Apply Stokes’ theorem to the Maxwell equation

$\operatorname{curl}(\vec{\text{E}})=-\frac{\partial \vec{\text{B}}}{\partial \text{t}} \nonumber$

and the small loop whose sides are L long and $$\delta$$ long as shown in Figure (10.1.2):

$\oint \vec{\text{E}} \cdot \vec{\text{d} \text{L}}=-\frac{\partial}{\partial \text{t}} \int \int_{\text {Area }} \vec{\text{B}} \cdot \text{d} \vec{\text{A}}. \nonumber$

One then takes the limit as the sides $$\delta$$ shrink to zero. The line integral of the electric field gives

$\oint \vec{\text{E}} \cdot \text{d} \vec{\text{L}}=\left(\text{E}_{\text{t} 1}-\text{E}_{\text{t} 2}\right) \text{L}, \nonumber$

where Et1 is the field component parallel with L in material number 1 (vacuum in this case) and Et2 is the electric field component parallel with L in material number 2. The flux of the magnetic field through the loop goes to zero as $$\delta$$ goes to zero, therefore

$\left(\text{E}_{\text{t} 1}-\text{E}_{\text{t} 2}\right)=0 \nonumber$ Figure $$\PageIndex{3}$$: The Maxwell equation $$\operatorname{curl}(\vec{\text{H}})=-\partial \vec{\text{D}} / \partial \text{t}$$ requires the tangential components of $$\vec H$$ to be continuous across any interface. See the text. Figure $$\PageIndex{4}$$: The Maxwell equation $$\operatorname{div}(\vec{\text{B}})=0$$ requires the normal component of $$\vec B$$ to be continuous across any interface. See the text.

or

$\text{E}_{\text{t} 1}=\text{E}_{\text{t} 2} . \label{10.23}$

At the boundary between two materials the transverse components of $$\vec E$$ must be continuous.

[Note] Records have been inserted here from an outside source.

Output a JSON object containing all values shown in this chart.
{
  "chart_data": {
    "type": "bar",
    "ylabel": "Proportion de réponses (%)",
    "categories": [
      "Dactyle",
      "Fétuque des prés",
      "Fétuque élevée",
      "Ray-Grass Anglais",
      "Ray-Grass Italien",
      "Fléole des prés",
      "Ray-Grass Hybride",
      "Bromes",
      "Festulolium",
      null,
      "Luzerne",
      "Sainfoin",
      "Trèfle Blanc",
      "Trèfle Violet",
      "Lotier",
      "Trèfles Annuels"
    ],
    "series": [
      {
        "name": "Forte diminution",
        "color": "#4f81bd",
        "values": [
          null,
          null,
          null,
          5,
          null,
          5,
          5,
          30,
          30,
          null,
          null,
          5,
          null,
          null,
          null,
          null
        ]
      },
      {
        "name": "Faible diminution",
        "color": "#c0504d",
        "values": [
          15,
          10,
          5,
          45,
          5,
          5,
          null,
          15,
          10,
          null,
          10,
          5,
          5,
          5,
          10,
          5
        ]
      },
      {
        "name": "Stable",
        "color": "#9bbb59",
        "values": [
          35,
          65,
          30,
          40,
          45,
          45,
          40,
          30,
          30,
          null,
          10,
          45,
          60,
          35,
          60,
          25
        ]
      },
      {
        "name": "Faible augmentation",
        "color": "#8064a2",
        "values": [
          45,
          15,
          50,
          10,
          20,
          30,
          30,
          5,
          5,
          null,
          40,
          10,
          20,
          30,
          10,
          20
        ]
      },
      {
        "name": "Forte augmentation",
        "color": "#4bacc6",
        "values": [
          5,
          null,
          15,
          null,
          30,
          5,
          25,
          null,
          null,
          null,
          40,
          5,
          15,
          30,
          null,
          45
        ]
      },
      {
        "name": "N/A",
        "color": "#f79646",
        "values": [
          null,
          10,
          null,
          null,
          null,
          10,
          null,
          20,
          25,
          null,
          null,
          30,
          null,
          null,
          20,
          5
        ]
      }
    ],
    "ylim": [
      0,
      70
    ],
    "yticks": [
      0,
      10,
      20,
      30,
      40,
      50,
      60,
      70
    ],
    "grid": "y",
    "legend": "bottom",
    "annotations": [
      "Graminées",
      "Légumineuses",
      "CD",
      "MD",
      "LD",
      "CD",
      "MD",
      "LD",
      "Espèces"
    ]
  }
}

## 10.2.2 The Tangential Components of the Magnetic Field.

Apply Stokes’ theorem to a small loop as shown in fig(10.2.3):

$\operatorname{curl}(\vec{\text{H}})=\frac{\partial \vec{\text{D}}}{\partial \text{t}} , \nonumber$

where it has been assumed that there are no free currents in either material, and no surface free current density on the interface between material number(1) and material number(2). Therefore

$\oint_{C} \vec{\text{H}} \cdot \text{d} \vec{\text{L}}=\frac{\partial}{\partial \text{t}} \int \int_{A r e a} \vec{\text{D}} \cdot \vec{\text{d} \text{S}} . \nonumber$

Upon taking the limit as $$\delta$$ shrinks to zero the surface integral over $$\vec D$$ gives nothing and

$\left(\text{H}_{\text{t} 1}-\text{H}_{\text{t} 2}\right) \text{L}=0 , \nonumber$

that is

$\text{H}_{\text{t} 1}=\text{H}_{\text{t} 2} . \label{10.24}$

The transverse components of the magnetic field $$\vec H$$ must be continuous across the boundary between two materials.

## 10.2.3 The Normal Component of the Field B.

The normal component of the magnetic field $$\vec B$$ must be continuous across any interface as a consequence of the Maxwell equation $$d i v(\vec{\text{B}})=0$$; see Figure (10.2.4). In Figure (10.2.4) Gauss’ theorem is applied to a small pill-box that spans an arbitrary surface. The height of the pill-box, $$\delta$$, is taken to be so small that any contributions to the surface integral from the sides of the box can be neglected. The continuity of the normal component of $$\vec B$$ is then forced by the requirement that the surface integral of $$\vec B$$ over the pill-box be zero:

$\text{B}_{\text{n} 1}=\text{B}_{\text{n} 2} . \label{10.25}$